The primary weapon in many a backyard battle, the Nerf gun occupies a special place in the hearts of people across the globe.
Now the good folks at Hackerloop have taken the sponge-shooting firearm to a whole new level, creating one that can be attached to a missing limb and fired via muscle contraction.
The bionic Nerf attaches to the user’s forearm, with a DIY MyoWare muscle sensor built around an Arduino circuit board that uses electromyography (EMG) to evaluate the amount of electrical activity generated in the user’s body.
According to the Mayo Clinic, EMG has traditionally been used in medicine for diagnosing neuromuscular disorders. However, in recent years it has increasingly been used in the field of robotics, specifically human prosthetics.
So when the electrical current detected in the forearm goes over a certain amount, the gun senses it, pulling the trigger and firing off a foam bullet. That’s pretty damn cool:
Hackerloop is a self-described collective of “hackers, makers, tinkerers, engineers and robots” based in Paris. In addition to the bionic Nerf gun, they have made other rad stuff such as a rocket launcher drone, and an RFID implant.
Valentino Squirelo, co-founder of Hackerloop, told Motherboard that the inspiration for the bionic blaster came from a string of jokes involving a friend who had lost a hand. Hopefully the result has given Squirelo’s mate a better chance at winning office battles.
The team at Hackerloop seem to enjoy a good laugh. Last year, they partnered up with Ubisoft to create the Nosulus Rift – a wearable device that allows gamers to smell.
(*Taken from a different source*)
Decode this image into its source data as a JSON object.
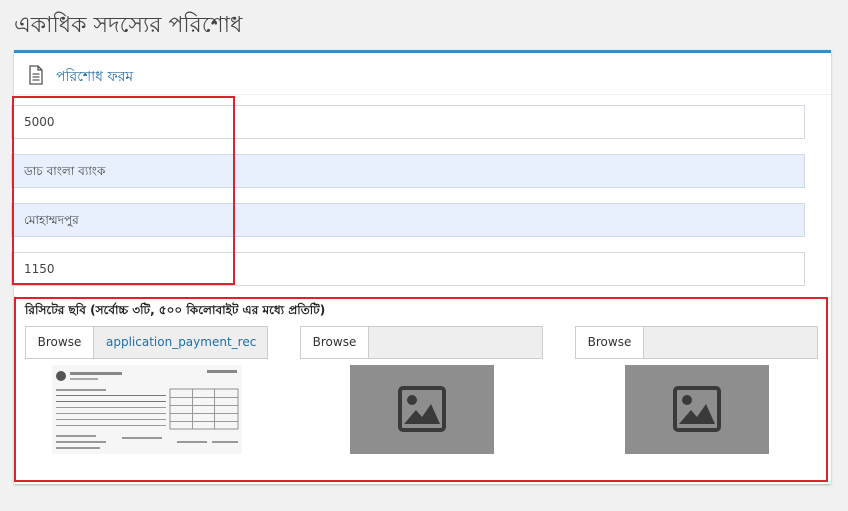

In what looks like an April Fools’ Joke (but surprisingly isn’t), the Nosulus will reportedly go on sale with the new South Park game, The Fractured But Whole.
“In South Park: The Fractured But Whole, you are playing the new kid in town, a hero. And one of your special abilities is really the power of your ass. The only way to really help people experience that strength is to really make sure that they can feel it. And that means getting really close,” Jason Schroeder, Ubisoft San Francisco senior producer, told Tech Times.
“This time we wanted to come up with the most authentic, most immersive way for players to be able to experience the power of the new kid.”
The game promises to give users the experience “exactly as if someone farted in your face”. It’s all explained in this very tongue-in-cheek promo video.
Wow. Please, stick to Nerf guns, guys! The world isn’t ready for Smell-O-Vision.